Practical relevance: Feline herpesvirus-1 (FHV-1) is a major cause of feline morbidity. Following exposure to the virus, virtually all cats become persistently infected and many of these will develop recrudescent disease on one or more occasions during their lifetime. Acute ocular herpetic disease manifests as conjunctivitis, corneal ulceration and keratitis, and can be severe and painful. Repeated bouts of recrudescent ocular disease can lead to progressive corneal pathology that can be ultimately blinding in affected cats.
Global importance: FHV-1 has a worldwide distribution, with reported exposure rates in some cat populations of up to 97%. As such it is a significant cause of clinical disease in the global cat population.

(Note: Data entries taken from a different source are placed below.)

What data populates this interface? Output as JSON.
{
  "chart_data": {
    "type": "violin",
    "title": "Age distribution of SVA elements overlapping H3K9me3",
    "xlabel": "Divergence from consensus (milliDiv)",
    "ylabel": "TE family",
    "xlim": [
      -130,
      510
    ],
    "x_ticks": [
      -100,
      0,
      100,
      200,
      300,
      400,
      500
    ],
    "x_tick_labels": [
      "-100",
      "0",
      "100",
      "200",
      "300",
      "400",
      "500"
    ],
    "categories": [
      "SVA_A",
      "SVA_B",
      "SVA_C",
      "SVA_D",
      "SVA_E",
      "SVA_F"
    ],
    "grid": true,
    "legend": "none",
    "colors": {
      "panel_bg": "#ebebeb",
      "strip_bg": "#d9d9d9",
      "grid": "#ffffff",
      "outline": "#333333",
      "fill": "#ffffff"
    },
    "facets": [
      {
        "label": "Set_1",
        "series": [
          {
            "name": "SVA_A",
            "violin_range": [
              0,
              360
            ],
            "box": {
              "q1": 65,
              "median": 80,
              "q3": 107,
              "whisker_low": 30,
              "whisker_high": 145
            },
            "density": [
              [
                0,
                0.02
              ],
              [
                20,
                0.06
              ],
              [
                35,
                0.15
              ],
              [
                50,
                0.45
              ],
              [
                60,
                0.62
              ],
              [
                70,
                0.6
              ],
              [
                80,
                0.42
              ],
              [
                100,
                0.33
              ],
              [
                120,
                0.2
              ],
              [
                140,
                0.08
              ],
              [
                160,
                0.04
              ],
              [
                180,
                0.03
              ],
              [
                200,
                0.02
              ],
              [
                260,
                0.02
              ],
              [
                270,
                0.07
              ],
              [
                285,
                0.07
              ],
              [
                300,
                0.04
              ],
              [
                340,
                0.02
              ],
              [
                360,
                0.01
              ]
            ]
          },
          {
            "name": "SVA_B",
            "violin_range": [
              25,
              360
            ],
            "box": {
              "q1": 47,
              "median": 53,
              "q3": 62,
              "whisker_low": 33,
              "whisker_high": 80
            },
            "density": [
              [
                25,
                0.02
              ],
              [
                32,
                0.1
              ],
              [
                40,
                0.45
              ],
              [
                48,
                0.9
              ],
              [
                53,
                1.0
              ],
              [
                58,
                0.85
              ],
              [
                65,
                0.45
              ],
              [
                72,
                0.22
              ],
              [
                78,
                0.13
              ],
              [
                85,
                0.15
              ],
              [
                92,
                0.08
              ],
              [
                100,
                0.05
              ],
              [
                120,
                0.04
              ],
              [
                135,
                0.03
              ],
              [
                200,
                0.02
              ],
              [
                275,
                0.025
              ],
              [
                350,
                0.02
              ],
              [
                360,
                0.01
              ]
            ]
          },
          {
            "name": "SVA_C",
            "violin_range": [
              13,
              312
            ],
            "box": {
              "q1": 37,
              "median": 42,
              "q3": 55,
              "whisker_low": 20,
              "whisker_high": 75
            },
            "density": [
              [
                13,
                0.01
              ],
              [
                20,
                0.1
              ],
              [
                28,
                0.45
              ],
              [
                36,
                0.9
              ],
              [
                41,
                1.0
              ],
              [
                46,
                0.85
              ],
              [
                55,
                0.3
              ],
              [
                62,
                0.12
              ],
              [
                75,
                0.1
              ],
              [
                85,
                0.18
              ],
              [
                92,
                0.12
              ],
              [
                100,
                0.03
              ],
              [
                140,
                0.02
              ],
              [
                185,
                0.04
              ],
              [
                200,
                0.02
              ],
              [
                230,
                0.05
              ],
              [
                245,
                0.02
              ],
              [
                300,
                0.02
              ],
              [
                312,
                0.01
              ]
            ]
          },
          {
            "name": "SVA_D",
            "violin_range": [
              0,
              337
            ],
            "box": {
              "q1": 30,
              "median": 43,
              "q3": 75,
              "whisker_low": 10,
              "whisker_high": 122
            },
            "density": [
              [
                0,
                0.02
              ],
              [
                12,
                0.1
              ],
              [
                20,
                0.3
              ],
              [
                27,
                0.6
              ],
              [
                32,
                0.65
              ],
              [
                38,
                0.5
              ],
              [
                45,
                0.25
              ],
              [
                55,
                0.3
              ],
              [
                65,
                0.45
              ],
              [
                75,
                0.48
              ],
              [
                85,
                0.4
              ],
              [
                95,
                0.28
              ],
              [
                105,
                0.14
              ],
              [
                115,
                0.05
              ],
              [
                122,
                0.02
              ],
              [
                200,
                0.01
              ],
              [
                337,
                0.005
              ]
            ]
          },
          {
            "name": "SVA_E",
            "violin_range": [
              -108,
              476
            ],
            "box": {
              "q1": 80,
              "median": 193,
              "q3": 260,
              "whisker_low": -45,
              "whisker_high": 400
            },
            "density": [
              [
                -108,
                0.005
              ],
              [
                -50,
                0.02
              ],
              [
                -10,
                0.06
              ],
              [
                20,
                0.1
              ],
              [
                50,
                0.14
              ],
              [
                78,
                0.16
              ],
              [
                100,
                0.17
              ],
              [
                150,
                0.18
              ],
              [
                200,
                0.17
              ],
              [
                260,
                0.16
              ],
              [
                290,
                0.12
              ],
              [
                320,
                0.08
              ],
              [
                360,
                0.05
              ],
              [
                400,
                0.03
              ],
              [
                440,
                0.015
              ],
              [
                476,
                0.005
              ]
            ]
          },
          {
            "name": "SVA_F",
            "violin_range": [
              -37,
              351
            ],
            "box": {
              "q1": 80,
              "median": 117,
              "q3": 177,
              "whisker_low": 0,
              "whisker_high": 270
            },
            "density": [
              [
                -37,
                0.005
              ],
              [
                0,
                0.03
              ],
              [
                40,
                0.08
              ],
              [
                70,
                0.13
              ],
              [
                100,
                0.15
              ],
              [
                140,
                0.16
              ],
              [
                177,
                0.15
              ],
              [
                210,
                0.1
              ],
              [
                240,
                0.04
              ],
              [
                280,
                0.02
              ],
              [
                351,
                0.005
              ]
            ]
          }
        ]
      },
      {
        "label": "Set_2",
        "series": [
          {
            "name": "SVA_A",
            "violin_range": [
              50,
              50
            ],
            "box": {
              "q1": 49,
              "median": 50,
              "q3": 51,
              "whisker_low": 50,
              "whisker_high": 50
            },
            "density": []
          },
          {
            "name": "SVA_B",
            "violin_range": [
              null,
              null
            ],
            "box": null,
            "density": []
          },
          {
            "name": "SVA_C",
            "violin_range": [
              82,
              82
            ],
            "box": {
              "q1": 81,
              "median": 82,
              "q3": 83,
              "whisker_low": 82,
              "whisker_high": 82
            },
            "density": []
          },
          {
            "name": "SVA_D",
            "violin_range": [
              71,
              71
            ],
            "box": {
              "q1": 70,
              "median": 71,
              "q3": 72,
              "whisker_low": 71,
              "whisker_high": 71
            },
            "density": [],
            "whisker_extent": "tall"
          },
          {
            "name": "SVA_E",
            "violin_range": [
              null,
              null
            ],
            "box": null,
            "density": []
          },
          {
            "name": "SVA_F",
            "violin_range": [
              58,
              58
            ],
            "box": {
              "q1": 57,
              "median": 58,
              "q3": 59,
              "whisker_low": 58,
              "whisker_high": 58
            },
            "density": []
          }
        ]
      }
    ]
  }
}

Patient group: Young and adolescent cats are most at risk of acute primary disease, and the vast majority of these will become persistently infected. Around half of all persistently infected cats will shed virus at some stage in their life and these may develop recrudescent ocular disease.
Clinical challenges: Treatment of FHV-1 ocular disease is challenging. Antiviral medications may be expensive, and require good owner and patient compliance. Clinical responses in patients can be variable. Selecting the appropriate therapeutic approach requires good clinical judgement, with assessment of factors such as severity and stage of clinical disease, patient and owner compliance, and financial considerations.
Evidence base: Although a wide range of antiviral treatments is available, few have been tested in controlled clinical trials. Therapeutic decisions are, therefore, often based on results of in vitro studies, case-based reports and anecdote. Large, masked, controlled clinical trials are required in order to determine the efficacy of the antiviral drugs currently available to treat FHV-1.